As an environmental education assistant, you are always looking for new ways to spark students' interest, or find fun but firm ways to manage the group. Observing the Camp Arroyo staff gave us new insights as well as a breath of fresh air, both figuratively and literally (the Pit vs. Oak Woodlands and green hills.) Both Ed Centers focus on food waste, among other environmental themes. At Camp Arroyo, students collect their ort, or food waste, after every meal, which staff record and report. The goal is that by the end of their 3 day and 2 night stay, the 4- 6th graders would have reduced their ort to 1 liter or less. Whatever ort is produced is fed to Carla the Compost Bin, who is taken out by a group to the compost bins in the garden. This reinforces the message here at the irecycle@school Ed Center to, "Think before you toss," but it also implies that we should not waste this food in the first place, as food is grown and cared for, by people. The work of the Camp Arroyo staff inspired me by transforming "lunch" to making choices as a community.

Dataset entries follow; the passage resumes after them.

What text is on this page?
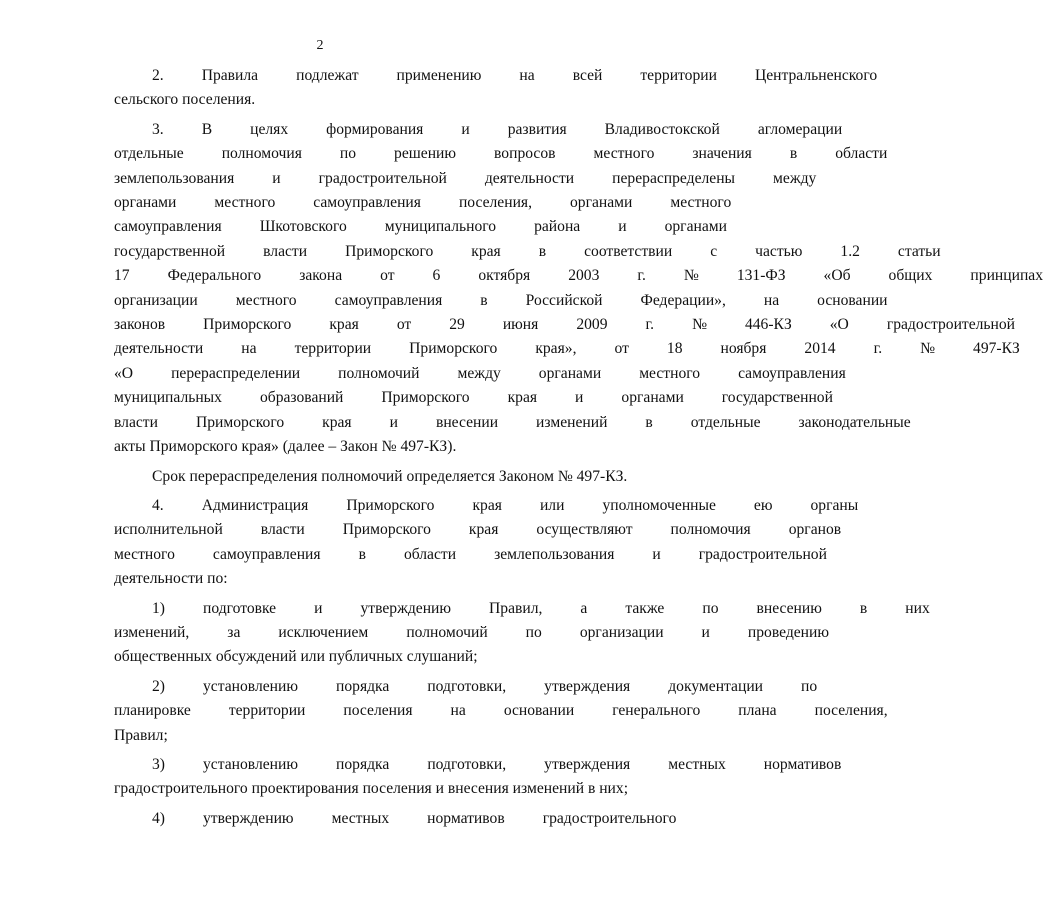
2
2.	Правила	подлежат	применению	на	всей	территории	Центральненского
сельского поселения.
3.	В	целях	формирования	и	развития	Владивостокской	агломерации
отдельные	полномочия	по	решению	вопросов	местного	значения	в	области
землепользования	и	градостроительной	деятельности	перераспределены	между
органами	местного	самоуправления	поселения,	органами	местного
самоуправления	Шкотовского	муниципального	района	и	органами
государственной	власти	Приморского	края	в	соответствии	с	частью	1.2	статьи
17	Федерального	закона	от	6	октября	2003	г.	№	131-ФЗ	«Об	общих	принципах
организации	местного	самоуправления	в	Российской	Федерации»,	на	основании
законов	Приморского	края	от	29	июня	2009	г.	№	446-КЗ	«О	градостроительной
деятельности	на	территории	Приморского	края»,	от	18	ноября	2014	г.	№	497-КЗ
«О	перераспределении	полномочий	между	органами	местного	самоуправления
муниципальных	образований	Приморского	края	и	органами	государственной
власти	Приморского	края	и	внесении	изменений	в	отдельные	законодательные
акты Приморского края» (далее – Закон № 497-КЗ).
Срок перераспределения полномочий определяется Законом № 497-КЗ.
4.	Администрация	Приморского	края	или	уполномоченные	ею	органы
исполнительной	власти	Приморского	края	осуществляют	полномочия	органов
местного	самоуправления	в	области	землепользования	и	градостроительной
деятельности по:
1)	подготовке	и	утверждению	Правил,	а	также	по	внесению	в	них
изменений,	за	исключением	полномочий	по	организации	и	проведению
общественных обсуждений или публичных слушаний;
2)	установлению	порядка	подготовки,	утверждения	документации	по
планировке	территории	поселения	на	основании	генерального	плана	поселения,
Правил;
3)	установлению	порядка	подготовки,	утверждения	местных	нормативов
градостроительного проектирования поселения и внесения изменений в них;
4)	утверждению	местных	нормативов	градостроительного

Moreover, many urban students do not have access to a home garden, fresh fruits or vegetables, or even compost bins, for those who live in multi-family complexes. The garden is a 'sacred place,' where all are welcome to smell the chocolate or mint basil, taste the calendula petal, hear the bees, and witness their food scraps' gradual transformation from gross, to compost! In order to help address this issue, StopWaste.Org has scholarships (camperships) to assist schools with a commitment to the 4R's and high percentage of low-income students. These are provided to schools who may not attend camps otherwise.
Back at the Ed Center, things are always changing as we incorporate new ideas from professional enrichment and from each other. However, the experience at Camp Arroyo provides inspiration and a reason as to why we should practice the 4R's: Reduce, Reuse, Recycle, and Rot! By diverting garbage we send to the Altamont Landfill in Livermore, we are able to have open spaces and continue to educate our urban youth and citizenry about the importance of enjoying and protecting our environment.